Il terzo valore tanto declamato in certe istituzioni
massoniche è quello della libertà, anche esso da chiarire. Per molti esso
deriva dalla dichiarazione che per diventare Massoni si deve essere uomini
liberi. Quando una persona è libera ne viene che c'è libertà. Ma siamo nel XVII
e XVIII secolo, epoca nella quale lo schiavismo e il servaggio erano pratica sociale
ben codificata. Lo schiavo e il servo non possono disporre di scelte proprie,
di libertà del proprio agire. Per questo in quell'epoca non potevano entrare
nelle logge. La libertà è una condizione anch'essa incatenata a quella
dell'uguaglianza; un servo o uno schiavo non sono uguali a un libero. Il
ricordo delle antiche corporazioni confermava che solo gli uomini liberi
potevano esserne membri. Uno schiavo può essere fratello di un altro schiavo ma
non di un libero cittadino, dunque ancora una volta la condizione essenziale è
quella dell'uguaglianza.
In tutte le sue opere drammaturgiche Lessing presenta
personaggi che sono uguali e liberi e alcuni che ne hanno la consapevolezza
sono anche tolleranti.
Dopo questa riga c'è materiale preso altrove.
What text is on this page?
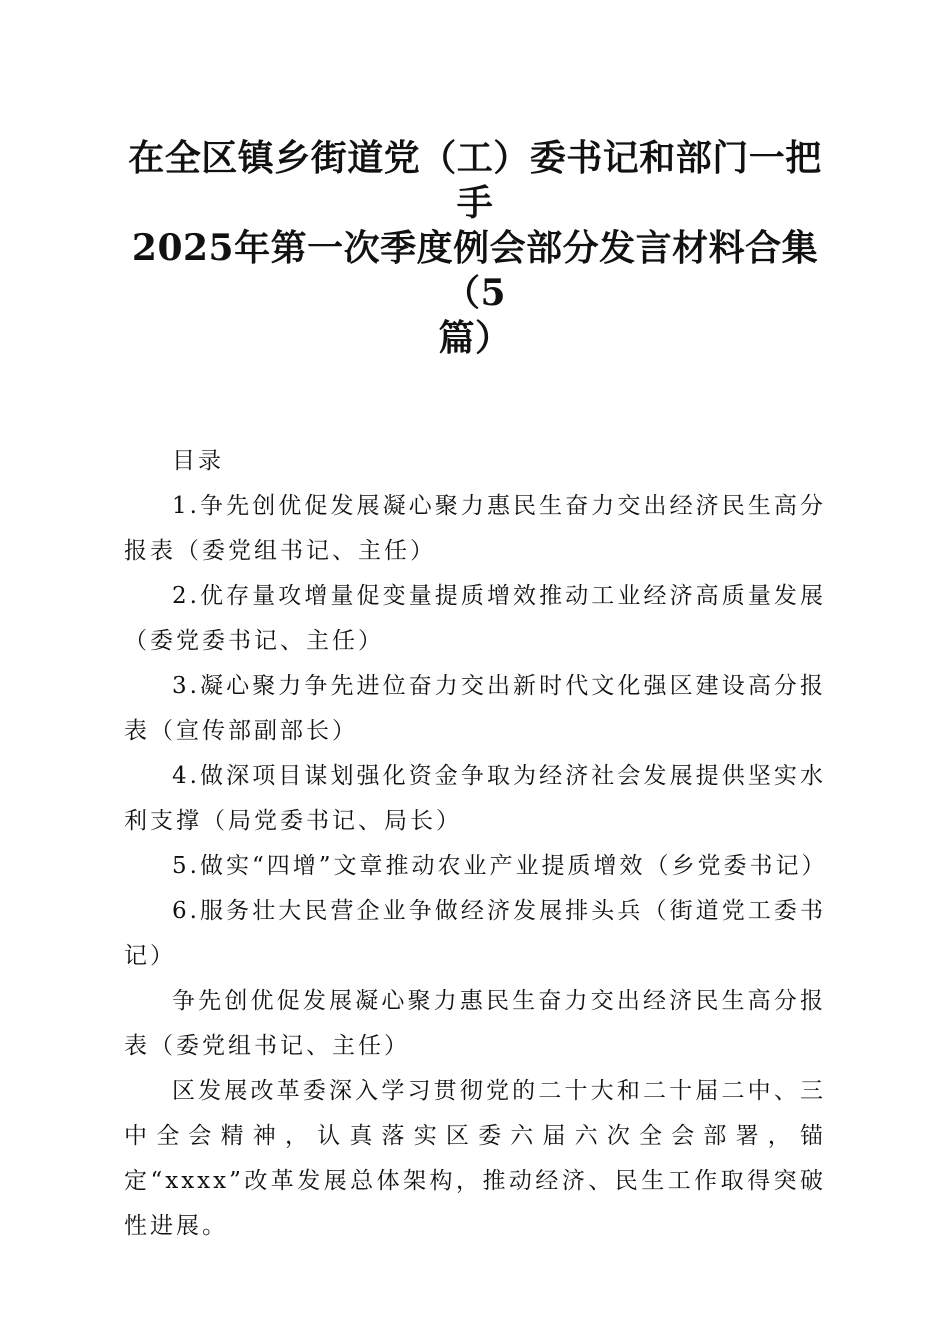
在全区镇乡街道党（工）委书记和部门一把手
2025年第一次季度例会部分发言材料合集（5
篇）

目录

1.争先创优促发展凝心聚力惠民生奋力交出经济民生高分报表（委党组书记、主任）

2.优存量攻增量促变量提质增效推动工业经济高质量发展（委党委书记、主任）

3.凝心聚力争先进位奋力交出新时代文化强区建设高分报表（宣传部副部长）

4.做深项目谋划强化资金争取为经济社会发展提供坚实水利支撑（局党委书记、局长）

5.做实“四增”文章推动农业产业提质增效（乡党委书记）

6.服务壮大民营企业争做经济发展排头兵（街道党工委书记）

争先创优促发展凝心聚力惠民生奋力交出经济民生高分报表（委党组书记、主任）

区发展改革委深入学习贯彻党的二十大和二十届二中、三中全会精神，认真落实区委六届六次全会部署，锚定“xxxx”改革发展总体架构，推动经济、民生工作取得突破性进展。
Nel Nathan il cristiano che polemizza con il mussulmano
e l'ebreo non è libero nella sua essenza perché è schiavo delle sue
convinzioni. Ma anche i suoi personaggi femminili che si sacrificano in nome
della propria libertà stanno dichiarando la volontà d'essere uguali e non
subordinati. Nei suoi dialoghi massonici due personaggi si parlano da uguali e
le differenze tra loro sono solo quelle dell'esperienza e delle conoscenze. Ma
quando uno dei due, Ernst, fa la sua esperienza massonica rimane turbato. La
Massoneria non è quella che lui pensava che fosse e rimbrotta il suo mentore,
Falk, di non averlo avvisato, di avergli nascosto la formalità massonica. dal
secondo dialogo inizia il difficile percorso di perfezionamento/conoscenza
(Bildung), lo scontro dialettico tra forma e sostanza, tra la concretezza dell'essere
e l'astrazione dell'essenza della Massoneria, che forse nella visione
lessinghiana è tra "essere" ed "essenza" tout court. Solo chi s'impadronisce di
questa essenza e la fa essere una sua prassi di percorso massonico può dirsi di
essere un vero Massone.
Lessing assieme a tanti altri illuministi, come Voltaire,
Rousseau e altri, non era un tollerante. Si battevano caparbiamente e con toni
ora sbeffeggianti o sarcastici e ora rissosi contro il senso comune,
l'appiattimento del buon pensare, la subordinazione alle idee (ideologie)
altrui, il detto dagli antichi e dunque vero; avevano ben precisa la differenza
tra valore e comportamento di relazione sociale. In questo tra loro erano degli
uguali.
Se la libertà non è concatenata all'uguaglianza è una
parola alla quale si può dare ogni significato, fino al punto che si può
pretendere la propria libertà d'agire e pensare anche a detrimento di altri,
dunque anche la libertà non è un valore assoluto ma sussidiario.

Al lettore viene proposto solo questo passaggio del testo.